Blog Post from Pat Cleary
NAFTA: The WaPo to the Rescue
March 2, 2008
Written by: Pat Cleary
A double dose of NAFTA defense from the WaPo this weekend. First there was this editorial in Saturday's paper, entitled, "At Best, a Pander," subtitled, "The Democratic candidates' intemperate promise to renegotiate NAFTA." It blasts Democrat Presidential candidates Clinton and Obama for declaring their intention to reopen NAFTA, which of course sent shock waves through our two huge export markets -- Canada and Mexico, our NAFTA partners. Candidate Clinton's protests seem especially ironic, considering then-President Clinton's full-court press to pass NAFTA in 1993. His tenacity and arm-twisting garnered some 100 House Democrats' votes in the process.
On Sunday, the always-thoughtful (but not always right) Sebastian Mallaby had a similar piece entitled, "Democrats Off Course on Trade." Taking issue with the candidates' promise to reopen NAFTA, Mallaby said:
"But it's one thing for Democrats to call for a timeout on negotiating new trade treaties and another to threaten violence to existing ones. During last Tuesday's debate, Obama and Clinton both promised to reopen the North American Free Trade Agreement, infuriating Canada and Mexico and puncturing the Democratic claim to be less unilateralist than Bush. Moreover, the Democrats' anti-trade rhetoric has become so vitriolic that it is setting the stage for an attack on the World Trade Organization, the most significant addition to the international system since the end of the Cold War."

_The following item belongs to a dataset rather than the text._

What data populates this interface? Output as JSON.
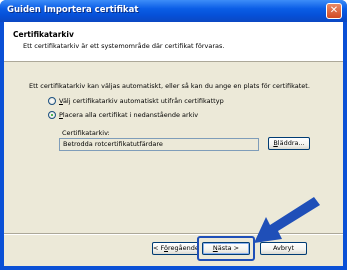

"The pity is," Says Mallaby in conclusion, "that the Democrats didn't have to go this way. It's not that difficult to explain that U.S. manufacturing output has gone up, not down: It simply isn't true that production has been shifted en masse to Mexico or even China. Manufacturing employment has fallen not because of trade but because of technological progress." And he's right -- manufacturing output in 2007 was at an all-time high, besting the second-best year on record, 2006. Productivity in manufacturing has soared -- in part because the manufacturing sector is a voracious consumer of technology.
"Truth," goes the adage, "Is the first casualty of war." It seems that in the Democrats' battle for Ohio, some stubborn facts about NAFTA are being lost along the way.